ある晴れた日に第197回
新宿駅西口のいちばん代々木に近いトイレから、下のボタンをはめながら出てくるK義兄さんと出くわした。
「おお」、と「おお」、「久しぶり」と「お久しぶり」とが期せずしてぶつかった。
折しもラッシュアワーで大混雑する駅構内、
「いまちょうど紀伊国屋でね、君の本を買いに行ってきたんだ」
「あんなくだらない本をわざわざ奥沢から買いにいらしたとは。共著のうえに短い文がちょこっとだけ出ている本だから、お送りしなかったんです。
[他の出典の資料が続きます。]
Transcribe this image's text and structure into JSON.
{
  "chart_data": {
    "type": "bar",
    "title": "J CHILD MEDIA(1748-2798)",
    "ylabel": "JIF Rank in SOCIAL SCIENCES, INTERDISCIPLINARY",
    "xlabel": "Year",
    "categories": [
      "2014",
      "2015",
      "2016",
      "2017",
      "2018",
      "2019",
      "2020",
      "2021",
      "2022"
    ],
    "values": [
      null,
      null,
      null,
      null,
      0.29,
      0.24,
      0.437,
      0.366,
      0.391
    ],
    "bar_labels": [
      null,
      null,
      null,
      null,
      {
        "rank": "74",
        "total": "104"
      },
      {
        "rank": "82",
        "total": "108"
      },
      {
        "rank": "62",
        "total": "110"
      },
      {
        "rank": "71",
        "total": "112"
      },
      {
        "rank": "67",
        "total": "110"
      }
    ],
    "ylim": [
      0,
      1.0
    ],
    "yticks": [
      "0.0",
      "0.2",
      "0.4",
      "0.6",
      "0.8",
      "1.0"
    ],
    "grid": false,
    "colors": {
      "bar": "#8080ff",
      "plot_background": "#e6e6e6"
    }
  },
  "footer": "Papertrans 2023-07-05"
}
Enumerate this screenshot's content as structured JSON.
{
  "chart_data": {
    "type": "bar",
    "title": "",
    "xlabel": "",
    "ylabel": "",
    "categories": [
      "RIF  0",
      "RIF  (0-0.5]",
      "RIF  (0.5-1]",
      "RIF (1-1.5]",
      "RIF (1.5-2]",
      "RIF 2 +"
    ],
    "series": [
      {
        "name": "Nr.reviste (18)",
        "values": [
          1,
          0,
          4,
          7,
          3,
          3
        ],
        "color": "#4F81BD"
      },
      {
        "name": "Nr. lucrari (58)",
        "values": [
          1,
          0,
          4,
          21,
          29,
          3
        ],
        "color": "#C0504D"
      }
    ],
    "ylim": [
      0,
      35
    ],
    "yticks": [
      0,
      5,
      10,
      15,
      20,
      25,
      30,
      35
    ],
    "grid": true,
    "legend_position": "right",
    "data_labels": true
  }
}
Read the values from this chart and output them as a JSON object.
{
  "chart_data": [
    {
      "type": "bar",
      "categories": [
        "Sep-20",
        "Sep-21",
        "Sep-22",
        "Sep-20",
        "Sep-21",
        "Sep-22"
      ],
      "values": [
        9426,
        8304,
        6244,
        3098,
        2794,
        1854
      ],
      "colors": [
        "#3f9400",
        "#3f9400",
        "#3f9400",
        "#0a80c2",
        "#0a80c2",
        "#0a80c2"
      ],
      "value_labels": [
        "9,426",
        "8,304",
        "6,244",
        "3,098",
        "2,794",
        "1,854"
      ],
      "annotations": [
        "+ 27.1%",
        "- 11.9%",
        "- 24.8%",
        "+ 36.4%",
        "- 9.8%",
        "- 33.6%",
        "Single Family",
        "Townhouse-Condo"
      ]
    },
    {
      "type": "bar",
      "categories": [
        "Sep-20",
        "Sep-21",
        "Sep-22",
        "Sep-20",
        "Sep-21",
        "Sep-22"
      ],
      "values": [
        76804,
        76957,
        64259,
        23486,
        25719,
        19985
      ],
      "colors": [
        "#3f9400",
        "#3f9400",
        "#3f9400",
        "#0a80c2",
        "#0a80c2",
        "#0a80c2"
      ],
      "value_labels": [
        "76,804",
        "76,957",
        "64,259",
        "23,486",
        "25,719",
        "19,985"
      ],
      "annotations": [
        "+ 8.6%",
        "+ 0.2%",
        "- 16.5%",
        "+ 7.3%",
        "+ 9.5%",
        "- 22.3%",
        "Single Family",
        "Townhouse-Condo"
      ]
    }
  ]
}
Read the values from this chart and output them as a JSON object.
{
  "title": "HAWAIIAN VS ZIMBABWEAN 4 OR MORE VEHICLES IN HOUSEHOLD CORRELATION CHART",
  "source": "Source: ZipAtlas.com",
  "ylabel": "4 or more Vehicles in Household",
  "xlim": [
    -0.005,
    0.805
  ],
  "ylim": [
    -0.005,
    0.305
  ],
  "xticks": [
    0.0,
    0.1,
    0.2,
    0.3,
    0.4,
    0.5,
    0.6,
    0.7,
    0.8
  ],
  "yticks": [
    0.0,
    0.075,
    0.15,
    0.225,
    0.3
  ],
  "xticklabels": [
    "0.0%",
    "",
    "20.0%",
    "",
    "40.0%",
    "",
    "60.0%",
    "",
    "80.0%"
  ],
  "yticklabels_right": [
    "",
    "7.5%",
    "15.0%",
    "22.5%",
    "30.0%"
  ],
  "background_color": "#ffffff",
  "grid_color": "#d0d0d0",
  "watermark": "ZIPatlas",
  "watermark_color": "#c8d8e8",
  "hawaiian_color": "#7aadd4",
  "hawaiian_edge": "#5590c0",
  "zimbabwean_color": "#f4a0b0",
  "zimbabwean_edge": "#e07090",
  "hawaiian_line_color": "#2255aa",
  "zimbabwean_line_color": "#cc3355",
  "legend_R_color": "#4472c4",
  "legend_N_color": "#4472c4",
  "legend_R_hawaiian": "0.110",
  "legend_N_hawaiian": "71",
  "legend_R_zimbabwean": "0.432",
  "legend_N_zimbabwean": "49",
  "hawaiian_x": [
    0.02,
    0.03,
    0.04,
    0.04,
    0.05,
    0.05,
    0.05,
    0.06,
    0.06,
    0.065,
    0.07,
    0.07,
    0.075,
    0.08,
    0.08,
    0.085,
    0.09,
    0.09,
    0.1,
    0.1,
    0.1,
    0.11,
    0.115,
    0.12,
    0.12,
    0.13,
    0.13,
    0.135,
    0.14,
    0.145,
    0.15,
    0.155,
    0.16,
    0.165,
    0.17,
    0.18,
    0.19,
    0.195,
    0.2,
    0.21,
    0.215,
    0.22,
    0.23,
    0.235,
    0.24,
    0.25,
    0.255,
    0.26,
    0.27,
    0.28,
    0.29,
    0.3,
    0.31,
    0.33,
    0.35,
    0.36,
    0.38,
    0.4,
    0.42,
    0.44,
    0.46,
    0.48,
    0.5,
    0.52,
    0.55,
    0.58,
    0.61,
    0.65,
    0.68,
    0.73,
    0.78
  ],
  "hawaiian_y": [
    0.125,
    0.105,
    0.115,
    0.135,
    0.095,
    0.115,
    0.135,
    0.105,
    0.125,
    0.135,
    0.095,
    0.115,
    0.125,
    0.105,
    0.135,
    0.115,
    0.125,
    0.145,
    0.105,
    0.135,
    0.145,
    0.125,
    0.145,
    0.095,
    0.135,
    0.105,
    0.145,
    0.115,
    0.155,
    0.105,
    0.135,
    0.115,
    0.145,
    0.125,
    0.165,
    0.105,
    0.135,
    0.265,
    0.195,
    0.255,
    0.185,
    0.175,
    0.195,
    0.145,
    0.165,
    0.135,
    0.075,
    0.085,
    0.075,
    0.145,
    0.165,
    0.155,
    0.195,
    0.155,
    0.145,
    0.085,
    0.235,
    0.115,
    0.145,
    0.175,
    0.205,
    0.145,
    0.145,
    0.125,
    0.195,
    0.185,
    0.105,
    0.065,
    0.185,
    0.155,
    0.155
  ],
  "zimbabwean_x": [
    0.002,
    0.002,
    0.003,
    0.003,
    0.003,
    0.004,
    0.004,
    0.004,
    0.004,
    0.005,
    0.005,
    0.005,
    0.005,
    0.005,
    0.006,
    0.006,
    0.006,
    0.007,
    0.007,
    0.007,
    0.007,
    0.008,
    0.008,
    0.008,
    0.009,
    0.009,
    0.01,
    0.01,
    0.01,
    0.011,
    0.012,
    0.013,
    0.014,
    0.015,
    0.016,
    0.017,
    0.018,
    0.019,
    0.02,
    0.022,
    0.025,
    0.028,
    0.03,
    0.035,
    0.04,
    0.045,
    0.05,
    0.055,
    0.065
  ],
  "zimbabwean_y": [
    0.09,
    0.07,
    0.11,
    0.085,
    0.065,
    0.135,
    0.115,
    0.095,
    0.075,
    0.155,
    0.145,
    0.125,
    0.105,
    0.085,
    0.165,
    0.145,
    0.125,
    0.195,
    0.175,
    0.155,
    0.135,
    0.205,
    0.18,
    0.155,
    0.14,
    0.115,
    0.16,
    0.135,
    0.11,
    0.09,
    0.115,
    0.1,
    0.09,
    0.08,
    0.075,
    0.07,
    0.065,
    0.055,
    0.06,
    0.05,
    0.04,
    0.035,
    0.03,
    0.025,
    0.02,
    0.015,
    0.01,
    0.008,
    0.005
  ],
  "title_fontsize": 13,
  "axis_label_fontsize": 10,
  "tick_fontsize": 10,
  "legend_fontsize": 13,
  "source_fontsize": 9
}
まことに申し訳ありませんでした」
と急いで詫びて、それ以上立ち話もできず、「じゃあ元気で」、「お元気で」と頭を下げたのが永の別れとなってしまった。
春ともなれば奥沢の川面を埋め尽くした桜花。
K義兄さん、あなたは初めて上京した私に自由が丘でいっとう眺めのいい部屋を紹介してくださった。
K義兄さん、誇り高き帝国の軍人よ。
一度ならず二度までも米国の駆逐艦に撃沈され、太平洋の波濤に投げ出され、
そのつど奇跡的に友軍に救助された歴戦の勇士よ。
胸を張り、背筋を伸ばし、頬を紅潮させ、
「いくさに身を捧げしわが生涯に悔いなし」
と声を張り上げられた、在りし日のあなたの姿を私は忘れない。